Case in point, Finnegan’s “Barbarian Days”, currently being adapted into a feature film. Upon first thought, it makes sense, with a best-selling, Pulitzer prize-winning memoir to draw from. And there is precedent. Adapted from a best-selling book by the same name, 2011’s Soul Surfer, which brought to the screen the remarkable story of shark attack survivor Bethany Hamilton, was the first legitimately profitable live-action surfing movie since Gidget in 1959 (that both films featured female protagonists is a topic I’ll address in a later post.) But it has happened. Granted, only twice in over 50 years, but we’ve got to give them credit for trying.
Or do we? Has Hollywood ever made a movie about surfing that, upon its release, surfers haven’t heaped with righteous scorn? I’ll exempt the wave of American International “beach movies” in the early 1960s, which, although they gave much of the country’s teen population a warped impression of what surfers looked, sounded and acted like, weren’t plotted around surfing, per se, but rather Frankie’s ongoing effort to deflower Annette. I’ll also skip the Australian genre, which includes disasters like Drift and critical hits like Breathe, little-seen in the U.S., and 2008’s Surfer, Dude, with Matthew McConaughey, a film so execrable that I’m going to pretend that it doesn’t exist. But otherwise, consider: Ride the Wild Surf (1963), Big Wednesday (1978), North Shore (1987), Point Break (1991), In God’s Hands (1998), Blue Crush (2002), Chasing Maverick’s (2012). Bombs, all, at least in surfer’s eyes. And certainly not because of the spectacular surfing footage featured in every one of those films. The problem has been with the screenplays, primarily the dialog. If you really think about it, did we hate the stories? Ride the Wild Surf was about an up-and-coming Californian surfer determined to win a big wave event at Waimea and get a sponsor. Big Wednesday chronicled three friends in the 1960s, dealing with challenges that include the Vietnam draft and the “Shortboard Revolution”, In God’s Hands addressed the still ongoing tow-in versus paddle-in debate, while Chasing Maverick’s is a bio-pic of a popular young surf hero who tragically died young. No, it hasn’t been the stories or the action, but the writing that has sunk big screen surfing movies, time after time. That might be the way we surf, might even be the way we look, but it’s not the way we talk. Perfect example, Point Break’s Bodhi, played with a straight face by the late Patrick Swayze, casually offering surfing advice to a beginner he’s just met:
“You still haven’t figured out what riding waves is all about, have you? It’s a state of mind. It’s that place where you lose yourself and find yourself. You don’t know it yet, but you’ve got it. It’s right there.”

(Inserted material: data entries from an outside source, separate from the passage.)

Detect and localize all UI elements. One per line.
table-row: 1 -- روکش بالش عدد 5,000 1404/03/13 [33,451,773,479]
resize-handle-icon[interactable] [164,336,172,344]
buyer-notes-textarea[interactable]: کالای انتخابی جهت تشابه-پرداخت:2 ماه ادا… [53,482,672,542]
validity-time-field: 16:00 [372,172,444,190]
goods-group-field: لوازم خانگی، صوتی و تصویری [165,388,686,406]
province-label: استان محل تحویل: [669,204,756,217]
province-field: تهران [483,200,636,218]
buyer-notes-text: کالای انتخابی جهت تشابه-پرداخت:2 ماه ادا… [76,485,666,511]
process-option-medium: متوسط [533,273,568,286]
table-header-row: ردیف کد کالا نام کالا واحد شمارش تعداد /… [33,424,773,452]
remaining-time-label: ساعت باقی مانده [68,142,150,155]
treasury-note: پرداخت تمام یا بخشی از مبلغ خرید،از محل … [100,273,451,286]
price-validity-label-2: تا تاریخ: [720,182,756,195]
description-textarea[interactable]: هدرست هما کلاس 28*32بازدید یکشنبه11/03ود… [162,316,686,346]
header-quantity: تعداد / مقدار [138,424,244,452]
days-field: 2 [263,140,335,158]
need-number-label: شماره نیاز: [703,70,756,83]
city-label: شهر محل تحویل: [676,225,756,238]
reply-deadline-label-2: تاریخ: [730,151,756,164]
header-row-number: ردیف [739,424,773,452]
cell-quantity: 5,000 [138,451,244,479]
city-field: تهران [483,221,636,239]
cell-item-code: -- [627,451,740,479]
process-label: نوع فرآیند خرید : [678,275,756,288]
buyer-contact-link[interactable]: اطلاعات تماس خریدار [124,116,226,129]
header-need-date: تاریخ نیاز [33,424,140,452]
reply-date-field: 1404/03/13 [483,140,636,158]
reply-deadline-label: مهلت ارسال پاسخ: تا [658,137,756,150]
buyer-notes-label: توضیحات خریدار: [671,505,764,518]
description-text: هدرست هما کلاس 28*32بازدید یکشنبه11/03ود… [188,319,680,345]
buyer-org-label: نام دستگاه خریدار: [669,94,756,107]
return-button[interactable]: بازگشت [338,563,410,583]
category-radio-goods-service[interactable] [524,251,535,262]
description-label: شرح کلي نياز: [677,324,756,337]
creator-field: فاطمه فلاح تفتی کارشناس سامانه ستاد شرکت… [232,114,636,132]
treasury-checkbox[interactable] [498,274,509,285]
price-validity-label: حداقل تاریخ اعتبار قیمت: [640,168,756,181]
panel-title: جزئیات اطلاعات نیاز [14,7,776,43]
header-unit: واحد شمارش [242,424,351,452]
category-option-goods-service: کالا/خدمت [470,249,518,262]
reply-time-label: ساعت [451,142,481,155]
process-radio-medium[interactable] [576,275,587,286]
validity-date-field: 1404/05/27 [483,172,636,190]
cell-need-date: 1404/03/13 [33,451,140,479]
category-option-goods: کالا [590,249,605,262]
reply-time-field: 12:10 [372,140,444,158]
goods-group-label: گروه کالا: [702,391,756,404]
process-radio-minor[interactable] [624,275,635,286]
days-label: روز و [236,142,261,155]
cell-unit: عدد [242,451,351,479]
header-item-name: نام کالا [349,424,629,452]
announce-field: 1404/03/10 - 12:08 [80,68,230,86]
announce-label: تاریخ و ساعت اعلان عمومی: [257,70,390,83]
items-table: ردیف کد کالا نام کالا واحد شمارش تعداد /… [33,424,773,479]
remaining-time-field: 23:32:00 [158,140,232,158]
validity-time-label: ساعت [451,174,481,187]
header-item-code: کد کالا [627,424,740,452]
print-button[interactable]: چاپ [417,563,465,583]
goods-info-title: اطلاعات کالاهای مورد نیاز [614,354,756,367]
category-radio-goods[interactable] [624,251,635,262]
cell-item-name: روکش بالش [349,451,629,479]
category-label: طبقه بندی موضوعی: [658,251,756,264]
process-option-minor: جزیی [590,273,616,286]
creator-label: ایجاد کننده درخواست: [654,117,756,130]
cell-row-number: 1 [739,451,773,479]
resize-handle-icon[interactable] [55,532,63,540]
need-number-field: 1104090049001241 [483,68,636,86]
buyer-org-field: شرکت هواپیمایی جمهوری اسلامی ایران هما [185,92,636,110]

Does that sound like any surfer you know? Who doesn’t live in a cool, converted Sprinter, ride mid-length twin-fins and tuck his beard up when he’s throwing pottery, I mean. But it’s this idea that, as evidenced by Hollywood’s continuing efforts, what’s been most difficult to put down on the page is the way surfers talk. Regardless of what sort of plot structure you come up with, this is probably the key to finally making a feature film that surfers will approve and non-surfing audiences pay to watch—twice.
Which brings me back to my so-called screenwriting career. This realization about surf movie dialog has led me to believe that my latest failed screenplay has actually been my most successful—at least by this one standard. Based on the feedback received from a knowledgeable, articulate development executive at a major studio who, having read my submitted script (the one about the ‘60s surfer/smugglers, the pilot set primarily in Hawaii) told me that what he really felt worked was how evocative was my portrayal the surfing subculture. “The sense of place and time and purpose,” he said. “But especially the way the characters talked, and what they talked about.”
“Yeah, thanks, but what about the story?” I asked.
“Oh, no. That’s all wrong.”
Like I said, good luck, Barbarian Days.